Nas imagens compartilhadas por Raquel é possível ver o motorista de uma caminhonete a ofendendo. Conforme o relato, o homem a estava perseguindo pela cidade e ofendendo. Em determinado momento, ela vê uma equipe policial e pede ajuda. Ao perceber isso, o agressor vai embora do local.
“Do nada ele parou do meu lado, abaixou o vidro e começou a gritar. Eu não entendi porque ele estava gritando, abaixei o vidro e fui perguntar o que foi. Ele me xingando de tudo o que vocês pensarem, do nada. eu não entendi o porque ele estava me xingando, fui entender que era uma perseguição política séria”, contou no Instagram.
Conforme o relato de Raquel, o perseguidor é dono de uma franquia de lojas de chocolate da cidade a quem ela tinha ajudado durante a pandemia, permitindo que a venda ocorresse também dentro de uma loja de sua propriedade.
“Enlouquecido, nos perseguiu até em frente do Village. Todos os seguranças viram ele me perseguindo e gritando que ele sabia muito bem onde eu morava e que ele não ia parar de me perseguir”, disse.
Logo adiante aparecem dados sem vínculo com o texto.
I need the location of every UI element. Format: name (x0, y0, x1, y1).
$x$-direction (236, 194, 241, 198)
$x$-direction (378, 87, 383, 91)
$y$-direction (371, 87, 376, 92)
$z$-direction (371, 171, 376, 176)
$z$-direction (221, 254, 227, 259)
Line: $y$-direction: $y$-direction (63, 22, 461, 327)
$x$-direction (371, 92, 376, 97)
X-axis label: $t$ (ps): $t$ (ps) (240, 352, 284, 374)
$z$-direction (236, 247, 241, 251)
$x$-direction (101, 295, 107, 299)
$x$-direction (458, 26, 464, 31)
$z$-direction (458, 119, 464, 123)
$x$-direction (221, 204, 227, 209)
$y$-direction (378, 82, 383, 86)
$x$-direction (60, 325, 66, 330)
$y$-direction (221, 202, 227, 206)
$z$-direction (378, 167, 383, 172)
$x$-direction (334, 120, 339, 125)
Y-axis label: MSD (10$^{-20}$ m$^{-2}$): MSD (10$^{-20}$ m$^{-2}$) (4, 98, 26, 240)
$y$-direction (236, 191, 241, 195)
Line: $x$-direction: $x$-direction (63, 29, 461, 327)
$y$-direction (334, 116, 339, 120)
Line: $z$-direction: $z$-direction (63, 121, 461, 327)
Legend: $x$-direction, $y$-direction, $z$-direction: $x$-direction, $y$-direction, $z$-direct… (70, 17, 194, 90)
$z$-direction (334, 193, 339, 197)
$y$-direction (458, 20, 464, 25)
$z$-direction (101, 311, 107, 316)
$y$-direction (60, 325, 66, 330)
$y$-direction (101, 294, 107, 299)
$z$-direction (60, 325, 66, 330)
Segundo Raquel, o empresário é de esquerda e teria se irritado com um adesivo de um pré-candidato a deputado federal da região. Imediatamente, lideranças de partidos de direita se manifestaram em apoio à presidente do Novo.
Odilio Balbinotti, cotado para ser suplente do pré-candidato ao Senado José Medeiros, emitiu uma nota de repúdio pelo que chamou de “intolerância”. Ele defendeu que em um regime democrático deve prevalecer o “diálogo, respeito e argumentos” e não a “violência, intimidação ou perseguição”.
“Ninguém pode ser alvo de ataques simplesmente por expressar suas convicções ou apoiar pessoas de sua preferência”, escreveu.
O pré-candidato do Novo ao Governo do Estado, Marcelo Maluf, disse estar “indignado” com o episódio e que não vai tolerar que “uma mulher seja perseguida, intimidada ou ofendida por suas posições políticas”. Ele defendeu que o caso seja investigado e que as medidas cabíveis sejam tomadas. “Ninguém deve sentir medo por exercer sua liberdade de expressão”, disse.
O ex-deputado Ulysses Guimarães disse, por meio das redes sociais, pediu que os seguidores compartilharem as notícias sobre o caso para que as autoridades tomem providências. Além disso, apoiadores dessas lideranças da direita começaram um movimento pedindo para que a empresa de chocolates puna o franqueado.